Banks feel under no obligation to lend to SMEs

The economy is in a bad state and unemployment is rising, and small businesses are also suffering as banks are refusing to lend to many potential customers. There are no legal obligations for banks to lend to people so they are only motivated by their desire to see borrowing increase and apparently this desire is not very strong.

Banks have said that the demand for loans is low and that is why they are having to refuse loans to some of the people who come to them. The Small Business Federation disagrees with this statement however and says the banks are receiving many applications for loans. Small businesses often need an injection of capital from a bank loan to allow them to expand.

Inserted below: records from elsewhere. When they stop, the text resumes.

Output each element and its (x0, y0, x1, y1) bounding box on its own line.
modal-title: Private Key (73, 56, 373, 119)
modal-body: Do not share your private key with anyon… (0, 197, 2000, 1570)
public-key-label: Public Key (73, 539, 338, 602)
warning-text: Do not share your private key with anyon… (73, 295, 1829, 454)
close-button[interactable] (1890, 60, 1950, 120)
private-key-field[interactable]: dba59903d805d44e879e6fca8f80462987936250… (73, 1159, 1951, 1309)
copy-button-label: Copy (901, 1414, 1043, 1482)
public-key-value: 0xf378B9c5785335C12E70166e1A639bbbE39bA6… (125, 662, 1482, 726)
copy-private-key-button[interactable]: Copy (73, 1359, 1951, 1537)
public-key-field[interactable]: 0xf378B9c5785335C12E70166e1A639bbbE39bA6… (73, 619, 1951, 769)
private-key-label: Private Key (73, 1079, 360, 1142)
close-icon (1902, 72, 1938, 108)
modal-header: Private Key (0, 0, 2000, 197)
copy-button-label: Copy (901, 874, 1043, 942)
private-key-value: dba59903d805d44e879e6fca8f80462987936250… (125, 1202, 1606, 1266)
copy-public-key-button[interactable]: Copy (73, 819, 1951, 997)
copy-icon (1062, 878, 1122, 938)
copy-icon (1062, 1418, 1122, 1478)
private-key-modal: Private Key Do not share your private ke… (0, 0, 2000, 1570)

Critics have said that banks are capable of making the number of refusals look less than they actually are by only noting those refusals of formal applications, despite many people being refused after a casual enquiry. Business owners also fear that the requesting of a loan may make their overdraft more expensive.

The fact that the economy is doing badly can be a good opportunity for those businesses which are strong enough to weather the bad times. They are seeing their competition going out of business and this means there is a good opportunity to expand. The problem is they need capital to do this and they banks are refusing to provide it.

Osbourne’s promise of a country that will encourage business now seem hollow to many of those wanting to borrow. It also seems the government is doing little to encourage more manufacturing in Britain, something that many people want. This rebalancing of the economy will be a very difficult task as the growth figures in manufacturing need to be very high, recent figures suggest that manufacturing is still declining.